Herein, a novel dual-signal amplified photoelectrochemical (PEC) biosensor was successfully developed for the highly selective detection of N⁶-methyladenosine (m⁶A) methylated RNA. The PEC biosensor comprised BiVO₄–110-TiO₂ heterojunction and gold nanoparticle decorated MoS₂ (MoS₂-AuNPs) as the photoactive materials, horseradish peroxidase conjugated biotin (HRP-Biotin) as the enzymatic unit, Ag⁺-mediated cytosine pairs (C-Ag⁺-C) as the signal amplification unit, and the anti-m⁶A antibody as the m⁶A methylated RNA recognition unit. Following immunoreaction between m⁶A and the anti-m⁶A antibody, the C-Ag⁺-C structure of the hairpin DNA unfolded, yielding the duplex strand DNA (dsDNA) and releasing Ag⁺ ions. Superoxide ions (O₂^-) generated by the action of HRP on H₂O₂ then served as an electron donor, resulting in the deposition of Ag on AuNPs surface and resulting in an increased photocurrent. Based on this change f the photocurrent, m⁶A could be accurately assayed using this dual-signal amplified PEC biosensor. The biosensor showed high selectivity and a very low detection limit of 1.665 pM for m⁶A, and was successfully applied to evaluate the content change of m⁶A in leaves of maize seedling and chicken fetal hepatocytes samples after treatment with chemical mutagen of ethylmethane sulfonate and hormone of insulin, respectively.
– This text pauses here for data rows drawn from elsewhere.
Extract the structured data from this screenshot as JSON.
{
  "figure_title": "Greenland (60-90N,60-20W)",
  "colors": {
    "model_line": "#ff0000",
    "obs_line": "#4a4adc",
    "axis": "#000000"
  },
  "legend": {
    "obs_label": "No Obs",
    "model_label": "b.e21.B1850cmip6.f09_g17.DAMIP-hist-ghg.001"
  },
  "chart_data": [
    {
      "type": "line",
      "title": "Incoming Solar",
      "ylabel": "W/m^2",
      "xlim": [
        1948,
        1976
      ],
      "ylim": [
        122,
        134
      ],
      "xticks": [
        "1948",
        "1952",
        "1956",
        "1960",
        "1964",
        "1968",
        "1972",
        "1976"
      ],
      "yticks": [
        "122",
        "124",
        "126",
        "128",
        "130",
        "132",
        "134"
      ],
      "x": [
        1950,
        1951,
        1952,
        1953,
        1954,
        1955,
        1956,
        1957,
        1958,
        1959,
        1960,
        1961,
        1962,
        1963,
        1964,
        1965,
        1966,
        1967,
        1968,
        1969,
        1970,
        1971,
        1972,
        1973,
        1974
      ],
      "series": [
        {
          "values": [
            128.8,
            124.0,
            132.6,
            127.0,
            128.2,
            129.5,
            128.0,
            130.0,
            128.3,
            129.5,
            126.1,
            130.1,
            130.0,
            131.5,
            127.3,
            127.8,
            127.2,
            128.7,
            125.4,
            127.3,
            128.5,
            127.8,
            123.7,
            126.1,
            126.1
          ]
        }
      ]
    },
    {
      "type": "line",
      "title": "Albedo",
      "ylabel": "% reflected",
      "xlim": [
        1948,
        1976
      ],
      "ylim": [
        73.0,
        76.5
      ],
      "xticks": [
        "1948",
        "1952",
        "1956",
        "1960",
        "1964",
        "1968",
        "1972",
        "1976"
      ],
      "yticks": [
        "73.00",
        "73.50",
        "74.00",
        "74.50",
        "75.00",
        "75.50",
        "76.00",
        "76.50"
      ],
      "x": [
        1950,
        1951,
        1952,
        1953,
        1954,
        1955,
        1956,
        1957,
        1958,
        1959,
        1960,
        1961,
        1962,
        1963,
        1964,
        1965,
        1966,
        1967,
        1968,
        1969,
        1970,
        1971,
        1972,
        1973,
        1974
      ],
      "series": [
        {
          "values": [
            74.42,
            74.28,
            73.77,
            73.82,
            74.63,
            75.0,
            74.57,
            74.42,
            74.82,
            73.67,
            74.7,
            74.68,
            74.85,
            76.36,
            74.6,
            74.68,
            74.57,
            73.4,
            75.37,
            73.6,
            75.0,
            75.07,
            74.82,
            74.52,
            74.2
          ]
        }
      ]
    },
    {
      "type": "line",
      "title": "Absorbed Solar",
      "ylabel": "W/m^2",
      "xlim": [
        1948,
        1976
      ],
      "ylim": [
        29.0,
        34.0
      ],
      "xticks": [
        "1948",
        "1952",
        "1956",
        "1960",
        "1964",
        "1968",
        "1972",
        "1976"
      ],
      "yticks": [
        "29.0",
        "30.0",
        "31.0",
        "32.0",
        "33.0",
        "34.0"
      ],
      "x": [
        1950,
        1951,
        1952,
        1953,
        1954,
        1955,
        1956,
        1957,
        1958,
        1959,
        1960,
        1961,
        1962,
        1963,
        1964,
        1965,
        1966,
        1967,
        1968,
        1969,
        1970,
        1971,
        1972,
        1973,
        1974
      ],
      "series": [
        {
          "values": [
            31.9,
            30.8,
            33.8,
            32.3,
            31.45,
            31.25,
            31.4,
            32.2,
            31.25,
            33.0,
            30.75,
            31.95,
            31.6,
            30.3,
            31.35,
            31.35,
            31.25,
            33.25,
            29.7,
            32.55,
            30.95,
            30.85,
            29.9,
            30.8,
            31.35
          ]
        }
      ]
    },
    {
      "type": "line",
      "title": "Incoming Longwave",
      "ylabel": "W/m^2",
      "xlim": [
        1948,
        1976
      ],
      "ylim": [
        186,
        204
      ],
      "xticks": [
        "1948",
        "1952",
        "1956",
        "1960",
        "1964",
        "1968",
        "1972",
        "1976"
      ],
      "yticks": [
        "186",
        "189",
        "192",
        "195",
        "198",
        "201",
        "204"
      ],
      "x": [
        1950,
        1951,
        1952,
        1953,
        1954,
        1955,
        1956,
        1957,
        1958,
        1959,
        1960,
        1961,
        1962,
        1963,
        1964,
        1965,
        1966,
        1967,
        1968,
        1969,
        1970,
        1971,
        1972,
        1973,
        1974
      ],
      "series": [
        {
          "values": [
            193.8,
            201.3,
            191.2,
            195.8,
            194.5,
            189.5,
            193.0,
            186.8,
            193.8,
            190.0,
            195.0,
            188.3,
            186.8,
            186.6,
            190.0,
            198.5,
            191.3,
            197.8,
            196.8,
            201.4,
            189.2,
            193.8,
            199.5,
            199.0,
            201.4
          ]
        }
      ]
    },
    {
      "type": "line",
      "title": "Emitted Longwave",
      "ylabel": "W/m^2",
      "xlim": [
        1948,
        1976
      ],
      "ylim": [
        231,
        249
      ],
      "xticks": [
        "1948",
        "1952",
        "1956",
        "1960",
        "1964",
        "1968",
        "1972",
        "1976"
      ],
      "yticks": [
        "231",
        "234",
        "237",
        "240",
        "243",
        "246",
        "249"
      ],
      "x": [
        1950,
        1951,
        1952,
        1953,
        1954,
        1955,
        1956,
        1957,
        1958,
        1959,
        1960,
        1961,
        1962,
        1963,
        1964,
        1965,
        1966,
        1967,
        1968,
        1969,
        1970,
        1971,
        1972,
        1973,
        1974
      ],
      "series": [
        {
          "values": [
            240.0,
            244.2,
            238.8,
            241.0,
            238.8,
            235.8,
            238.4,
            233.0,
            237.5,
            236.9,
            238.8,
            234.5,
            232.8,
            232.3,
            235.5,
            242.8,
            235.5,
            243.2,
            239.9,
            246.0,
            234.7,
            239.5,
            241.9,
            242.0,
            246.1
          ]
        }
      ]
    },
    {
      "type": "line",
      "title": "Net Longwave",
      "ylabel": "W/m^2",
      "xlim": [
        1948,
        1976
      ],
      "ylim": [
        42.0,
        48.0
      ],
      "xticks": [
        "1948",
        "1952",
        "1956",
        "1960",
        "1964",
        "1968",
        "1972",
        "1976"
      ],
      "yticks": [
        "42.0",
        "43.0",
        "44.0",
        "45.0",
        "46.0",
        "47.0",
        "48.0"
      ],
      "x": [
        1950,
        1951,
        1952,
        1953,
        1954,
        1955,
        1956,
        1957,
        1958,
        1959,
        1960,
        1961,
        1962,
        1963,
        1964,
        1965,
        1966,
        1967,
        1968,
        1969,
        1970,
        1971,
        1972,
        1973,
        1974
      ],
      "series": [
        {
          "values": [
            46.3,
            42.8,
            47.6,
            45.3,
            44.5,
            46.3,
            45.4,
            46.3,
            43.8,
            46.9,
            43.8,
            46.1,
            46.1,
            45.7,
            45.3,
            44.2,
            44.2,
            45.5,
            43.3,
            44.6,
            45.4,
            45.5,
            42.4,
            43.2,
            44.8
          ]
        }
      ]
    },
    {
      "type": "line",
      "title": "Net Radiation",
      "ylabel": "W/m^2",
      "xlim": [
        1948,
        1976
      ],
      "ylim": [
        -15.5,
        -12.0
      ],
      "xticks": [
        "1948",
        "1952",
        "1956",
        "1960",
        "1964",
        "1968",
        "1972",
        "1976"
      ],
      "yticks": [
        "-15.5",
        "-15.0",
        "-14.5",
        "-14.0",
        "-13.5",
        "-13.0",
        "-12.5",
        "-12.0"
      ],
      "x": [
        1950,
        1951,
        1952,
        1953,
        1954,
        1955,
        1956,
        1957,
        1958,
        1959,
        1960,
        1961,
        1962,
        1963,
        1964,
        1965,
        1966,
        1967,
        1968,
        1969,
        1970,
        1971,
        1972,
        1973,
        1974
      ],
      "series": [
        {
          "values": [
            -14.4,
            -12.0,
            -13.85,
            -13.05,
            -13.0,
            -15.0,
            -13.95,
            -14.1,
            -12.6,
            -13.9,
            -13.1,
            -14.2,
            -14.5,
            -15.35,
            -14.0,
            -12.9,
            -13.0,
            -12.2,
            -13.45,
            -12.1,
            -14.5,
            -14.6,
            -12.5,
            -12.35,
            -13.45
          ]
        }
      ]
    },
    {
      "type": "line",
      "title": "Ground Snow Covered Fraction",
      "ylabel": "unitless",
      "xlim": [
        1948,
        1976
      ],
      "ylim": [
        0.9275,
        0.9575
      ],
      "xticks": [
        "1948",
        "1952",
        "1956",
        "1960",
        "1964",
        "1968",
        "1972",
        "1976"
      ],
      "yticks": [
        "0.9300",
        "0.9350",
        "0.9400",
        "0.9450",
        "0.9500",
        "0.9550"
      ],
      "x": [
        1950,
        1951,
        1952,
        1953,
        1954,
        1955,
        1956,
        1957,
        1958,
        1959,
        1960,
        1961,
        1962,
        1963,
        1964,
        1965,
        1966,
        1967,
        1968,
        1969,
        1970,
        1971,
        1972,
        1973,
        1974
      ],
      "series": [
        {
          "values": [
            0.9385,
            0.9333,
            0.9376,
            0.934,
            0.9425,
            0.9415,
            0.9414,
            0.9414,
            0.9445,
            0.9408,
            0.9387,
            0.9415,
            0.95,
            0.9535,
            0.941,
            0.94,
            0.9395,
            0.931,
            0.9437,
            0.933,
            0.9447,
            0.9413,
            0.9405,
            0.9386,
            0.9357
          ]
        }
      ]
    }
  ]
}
在此，成功开发了一种新型双信号放大光电化学 (PEC) 生物传感器，用于高选择性检测 N ⁶ -甲基腺苷 (m ⁶ A) 甲基化 RNA。PEC 生物传感器包括 BiVO ₄ –110-TiO ₂异质结和金纳米粒子装饰的 MoS ₂ (MoS ₂ -AuNPs) 作为光活性材料，辣根过氧化物酶结合生物素 (HRP-Biotin) 作为酶促单位，Ag ⁺介导的胞嘧啶对 ( C-Ag ⁺ -C)作为信号放大单元，抗m ⁶ A抗体作为m ⁶ A甲基化RNA识别单元。继 m ⁶之间的免疫反应A 和抗-m ⁶ A 抗体，发夹 DNA的 C-Ag ⁺ -C 结构展开，产生双链 DNA (dsDNA) 并释放 Ag ⁺离子。HRP 对 H ₂ O ₂的作用产生的超氧离子 (O ₂ ^- )然后充当电子供体，导致 Ag 在 AuNPs 表面沉积并导致光电流增加。基于光电流的这种变化，可以使用这种双信号放大 PEC 生物传感器准确测定m ⁶ A。该生物传感器对 m ⁶ A显示出高选择性和 1.665 pM 的极低检测限，并成功应用于评估 m ⁶的含量变化分别用甲基磺酸乙酯化学诱变剂和胰岛素激素处理后的玉米幼苗和鸡胎肝细胞样品的叶子中的 A。